Bennett argues, as a preliminary matter, that Rosenwinkel has failed to preserve the arguments he raises on appeal. To the contrary, Rosenwinkel filed his Notice of Appeal and 60(b) Motion as soon as he learned of what he claims were errors in the judgment.

Next, Rosenwinkel asserts that the judgment does not comport with the proceedings in the trial court. "[T]he statements and observations of the trial court in discussing the evidence do not bind him, nor do they limit his prerogative of finally making up his mind[;] they are superseded by the formal written findings and judgment." Newton v. State Road Comm'n, 23 Utah 2d 350, 353, 463 P.2d 565, 567 (Utah 1970). See State v. Wade, 572 P.2d 398, 399 n.3 (Utah 1977) (same). Thus, although the commissioner's oral ruling was simply to dismiss the matter, the court was free to incorporate an award of back rent and attorney fees to Bennett in its final written order.(2)

Finally, Rosenwinkel argues that the award of attorney fees was improper because the court failed to make the requisite findings for such an award. We agree. Utah Code Ann. 78-27-56(1) (1996) states: "In civil actions, the court shall award reasonable attorney's fees to a prevailing party if the court determines that the action or defense to the action was without merit and not brought or asserted in good faith."

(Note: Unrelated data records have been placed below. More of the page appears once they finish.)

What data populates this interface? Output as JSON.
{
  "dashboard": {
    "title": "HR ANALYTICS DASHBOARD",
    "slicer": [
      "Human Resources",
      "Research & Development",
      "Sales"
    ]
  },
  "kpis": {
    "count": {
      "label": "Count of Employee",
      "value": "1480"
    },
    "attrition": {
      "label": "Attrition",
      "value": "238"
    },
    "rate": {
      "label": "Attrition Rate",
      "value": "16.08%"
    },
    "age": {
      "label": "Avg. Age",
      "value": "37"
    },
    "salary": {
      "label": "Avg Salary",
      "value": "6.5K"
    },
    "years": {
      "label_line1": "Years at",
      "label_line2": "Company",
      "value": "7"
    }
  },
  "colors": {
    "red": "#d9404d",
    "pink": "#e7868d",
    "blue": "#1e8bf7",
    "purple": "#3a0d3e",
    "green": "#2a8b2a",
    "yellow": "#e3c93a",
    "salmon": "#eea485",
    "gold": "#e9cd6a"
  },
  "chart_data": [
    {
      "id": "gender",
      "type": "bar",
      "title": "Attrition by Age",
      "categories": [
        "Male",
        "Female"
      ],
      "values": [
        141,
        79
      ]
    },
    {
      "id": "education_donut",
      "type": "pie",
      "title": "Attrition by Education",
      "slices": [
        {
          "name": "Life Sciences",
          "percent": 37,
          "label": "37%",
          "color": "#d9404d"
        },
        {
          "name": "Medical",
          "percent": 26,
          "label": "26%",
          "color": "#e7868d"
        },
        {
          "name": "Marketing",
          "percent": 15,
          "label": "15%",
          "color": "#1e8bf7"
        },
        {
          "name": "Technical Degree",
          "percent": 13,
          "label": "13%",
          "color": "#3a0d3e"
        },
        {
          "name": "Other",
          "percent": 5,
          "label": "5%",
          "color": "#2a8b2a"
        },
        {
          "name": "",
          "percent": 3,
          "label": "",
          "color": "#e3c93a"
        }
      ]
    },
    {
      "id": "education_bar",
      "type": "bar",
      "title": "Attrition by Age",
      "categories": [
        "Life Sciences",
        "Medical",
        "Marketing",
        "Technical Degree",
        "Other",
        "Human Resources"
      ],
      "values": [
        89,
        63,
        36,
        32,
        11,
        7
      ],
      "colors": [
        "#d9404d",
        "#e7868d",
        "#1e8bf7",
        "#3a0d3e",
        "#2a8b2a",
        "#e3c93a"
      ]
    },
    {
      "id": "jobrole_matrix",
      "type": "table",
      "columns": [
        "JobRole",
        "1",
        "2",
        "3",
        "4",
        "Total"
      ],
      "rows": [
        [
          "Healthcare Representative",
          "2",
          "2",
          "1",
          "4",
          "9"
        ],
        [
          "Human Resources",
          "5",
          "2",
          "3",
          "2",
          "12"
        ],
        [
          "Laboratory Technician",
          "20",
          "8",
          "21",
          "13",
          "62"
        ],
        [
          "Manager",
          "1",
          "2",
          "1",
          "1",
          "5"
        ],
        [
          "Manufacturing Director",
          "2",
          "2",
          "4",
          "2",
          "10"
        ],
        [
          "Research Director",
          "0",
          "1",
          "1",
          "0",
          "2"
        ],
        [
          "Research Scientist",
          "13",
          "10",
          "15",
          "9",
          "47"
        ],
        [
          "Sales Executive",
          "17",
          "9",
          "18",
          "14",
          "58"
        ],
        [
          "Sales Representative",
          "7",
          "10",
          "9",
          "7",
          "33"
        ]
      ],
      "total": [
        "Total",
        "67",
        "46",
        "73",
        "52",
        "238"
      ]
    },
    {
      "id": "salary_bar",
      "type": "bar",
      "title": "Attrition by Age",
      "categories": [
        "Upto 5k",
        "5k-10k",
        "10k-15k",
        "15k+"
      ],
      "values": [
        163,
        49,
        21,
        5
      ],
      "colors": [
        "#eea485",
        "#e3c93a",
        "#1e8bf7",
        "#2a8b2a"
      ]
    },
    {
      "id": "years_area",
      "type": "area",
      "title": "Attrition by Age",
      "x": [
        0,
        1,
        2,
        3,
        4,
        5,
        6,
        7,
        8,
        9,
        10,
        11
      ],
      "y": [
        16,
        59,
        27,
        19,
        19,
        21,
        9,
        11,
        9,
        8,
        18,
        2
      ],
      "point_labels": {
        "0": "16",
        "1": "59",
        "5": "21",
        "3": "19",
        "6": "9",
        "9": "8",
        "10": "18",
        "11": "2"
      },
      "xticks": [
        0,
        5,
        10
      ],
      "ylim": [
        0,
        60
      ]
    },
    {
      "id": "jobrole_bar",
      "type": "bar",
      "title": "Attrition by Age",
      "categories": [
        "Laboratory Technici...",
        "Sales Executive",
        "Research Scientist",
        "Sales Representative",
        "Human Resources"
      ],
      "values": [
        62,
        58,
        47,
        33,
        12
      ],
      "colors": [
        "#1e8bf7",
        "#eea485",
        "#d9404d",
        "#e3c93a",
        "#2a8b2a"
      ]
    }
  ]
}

Under the plain language of [section 78-27-56(1)], attorney fees are appropriately awarded only if the trial court determines that three requirements are met: (1) the party seeking fees prevailed; (2) the claim or defense asserted by the opposing party was meritless; and (3) that claim or defense was asserted in bad faith. With regards to each these elements, the trial court must make specific findings.

Chipman v. Miller, 934 P.2d 1158, 1161 (Utah Ct. App. 1997) (emphasis added) (citing Watkiss & Campbell v. Foa & Son, 808 P.2d 1061, 1068 (Utah 1991)). Here, the court erred in awarding attorney fees as the court did not make any of the necessary factual findings noted above. We therefore affirm the order as far as it vacates the restraining order and grants back rent, but reverse and remand the portion of the judgment awarding attorney fees for the entry of the required findings and based upon those findings an appropriate order.
 

______________________________
Judith M. Billings, Judge

----- WE CONCUR:
 

______________________________
Norman H. Jackson, Judge
 

______________________________
Michael J. Wilkins, Associate Presiding Judge

1. Though Bennett mailed copies of the proposed order and judgment to Rosenwinkel, he claims to have moved prior to April 1997, and thus to have never received either document.

2. We note Rosenwinkel's 60(b) motion is the proper forum for Rosenwinkel to demonstrate that the court's order does not comport with the March 10 proceedings.